Pat: With a ping pong intro and soft piano backing ‘Original Of The Species’ slowly shapes up for contender of show closer with its lighter waving, arms swaying rousing chorus. Again a sort of indirect love song with an almost sad sixties sounding ‘oh no, oh no’ end refrain.
Chris: I find it hard to get deeper beneath the skin of this one than to say that it’s a really damn fine pop song. Ended up being charming and lovely when played live at the Brooklyn show, just as I suspected it would. Kind of a no-strings-attached favorite; I like it without getting too hung up on it. (If it is written for Bono’s daughter, I do find the ‘I want the lot of what you got’ line a bit, uh, questionable, but the respect-yourself sentiment is still respectable.)

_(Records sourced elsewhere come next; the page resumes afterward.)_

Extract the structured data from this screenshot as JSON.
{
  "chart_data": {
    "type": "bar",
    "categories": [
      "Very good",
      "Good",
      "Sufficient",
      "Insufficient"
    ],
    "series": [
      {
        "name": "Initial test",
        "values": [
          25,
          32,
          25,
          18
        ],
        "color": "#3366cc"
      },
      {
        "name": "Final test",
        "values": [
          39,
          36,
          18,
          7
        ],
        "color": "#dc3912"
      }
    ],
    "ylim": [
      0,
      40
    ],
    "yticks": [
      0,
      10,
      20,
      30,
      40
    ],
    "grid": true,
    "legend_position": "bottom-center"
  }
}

Caroline: First mentioned to me as a song to look out for a year and a half ago, I must say it’s turned out a little disappointing. Maybe you have to be a believer for this kind of tune. “Ya-way, Ya-waahaay,” I think it tops the “top of a new born baby’s head” line in the most annoying lyric on the album contest. Musically, I think it’s in ‘Wild Horses’ and ‘Walk On’ territory (in that I don’t like them very much either!), and not strong enough as an album closer.
Pat: “Take these shoes..and make them fit/takes this shirt…and make it clean/take this mouth and…give it a kiss”. ‘Yahweh’ is a prayer for the slightly lost, a loving sobering up ditty, the morning after the ‘Trying to Throw You Arms Around The World’ night.

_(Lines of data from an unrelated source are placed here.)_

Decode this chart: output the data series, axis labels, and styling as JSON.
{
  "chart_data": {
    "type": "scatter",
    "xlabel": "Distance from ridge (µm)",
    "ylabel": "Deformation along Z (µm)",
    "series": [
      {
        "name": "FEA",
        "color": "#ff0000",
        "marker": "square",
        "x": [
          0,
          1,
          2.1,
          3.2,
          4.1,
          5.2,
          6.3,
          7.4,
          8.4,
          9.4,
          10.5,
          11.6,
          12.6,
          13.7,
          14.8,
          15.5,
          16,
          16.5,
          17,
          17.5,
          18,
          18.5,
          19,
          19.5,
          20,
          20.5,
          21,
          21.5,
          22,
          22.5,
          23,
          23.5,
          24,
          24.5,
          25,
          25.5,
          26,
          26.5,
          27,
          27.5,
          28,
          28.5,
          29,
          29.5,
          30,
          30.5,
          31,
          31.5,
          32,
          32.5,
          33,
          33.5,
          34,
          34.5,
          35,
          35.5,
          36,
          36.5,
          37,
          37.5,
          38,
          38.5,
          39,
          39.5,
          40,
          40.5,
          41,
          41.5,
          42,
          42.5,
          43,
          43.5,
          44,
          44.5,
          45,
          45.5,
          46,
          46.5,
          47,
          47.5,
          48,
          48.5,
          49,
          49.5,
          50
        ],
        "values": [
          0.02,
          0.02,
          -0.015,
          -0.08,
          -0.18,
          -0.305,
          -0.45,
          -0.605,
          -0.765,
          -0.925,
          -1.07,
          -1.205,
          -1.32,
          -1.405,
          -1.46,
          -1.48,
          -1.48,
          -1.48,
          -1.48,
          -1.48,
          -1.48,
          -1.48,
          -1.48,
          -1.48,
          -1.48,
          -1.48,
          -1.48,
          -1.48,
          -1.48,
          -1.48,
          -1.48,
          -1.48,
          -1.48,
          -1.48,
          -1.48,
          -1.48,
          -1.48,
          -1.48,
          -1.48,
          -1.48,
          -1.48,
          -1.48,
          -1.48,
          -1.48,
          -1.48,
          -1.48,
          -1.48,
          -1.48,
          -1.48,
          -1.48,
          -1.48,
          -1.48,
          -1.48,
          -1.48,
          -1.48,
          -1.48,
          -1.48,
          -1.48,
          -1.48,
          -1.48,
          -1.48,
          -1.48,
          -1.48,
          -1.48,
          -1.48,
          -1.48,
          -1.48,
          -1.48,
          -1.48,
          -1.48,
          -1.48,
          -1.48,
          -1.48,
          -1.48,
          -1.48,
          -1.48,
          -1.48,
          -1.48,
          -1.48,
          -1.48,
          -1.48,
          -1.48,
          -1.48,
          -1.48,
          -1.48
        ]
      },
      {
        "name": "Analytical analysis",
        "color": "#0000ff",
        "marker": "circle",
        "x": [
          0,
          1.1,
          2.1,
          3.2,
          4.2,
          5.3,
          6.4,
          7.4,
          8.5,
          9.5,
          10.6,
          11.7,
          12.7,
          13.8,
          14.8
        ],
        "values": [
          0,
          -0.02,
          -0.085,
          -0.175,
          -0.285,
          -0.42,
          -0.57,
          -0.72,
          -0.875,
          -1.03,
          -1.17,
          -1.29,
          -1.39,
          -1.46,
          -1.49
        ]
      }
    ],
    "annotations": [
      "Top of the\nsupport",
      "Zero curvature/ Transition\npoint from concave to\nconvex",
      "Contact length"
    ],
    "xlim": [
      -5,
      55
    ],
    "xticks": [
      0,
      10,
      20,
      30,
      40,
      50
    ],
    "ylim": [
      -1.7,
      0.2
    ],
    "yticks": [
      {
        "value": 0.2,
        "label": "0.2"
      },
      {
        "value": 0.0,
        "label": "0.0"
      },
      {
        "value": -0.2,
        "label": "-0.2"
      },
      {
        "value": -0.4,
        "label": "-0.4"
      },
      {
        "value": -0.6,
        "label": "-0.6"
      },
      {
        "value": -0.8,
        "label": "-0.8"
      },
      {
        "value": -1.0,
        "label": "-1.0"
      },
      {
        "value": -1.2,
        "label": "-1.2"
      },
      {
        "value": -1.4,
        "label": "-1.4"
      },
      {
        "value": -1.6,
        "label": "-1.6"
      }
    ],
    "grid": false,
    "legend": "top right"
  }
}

Chris: They break with the tradition of the down-tempo album closer to deliver one last anthem; it’s solid but doesn’t quite have the tremendous ‘oomph’ I was hoping for, though it’s got a lot of sharp lyrics. I’ve found myself listening to the audio clip of the “alternate” version in the iTunes box set a lot; the guitar tones and beat of it draw me in much more than the “Isn’t this a lovely ending” feel of the original. I’m looking forward to hearing the full version. I’ve also ended up using ‘Fast Cars’ as my personal album closer, which ends the album on a pleasing note of goofiness that you don’t often get from the band.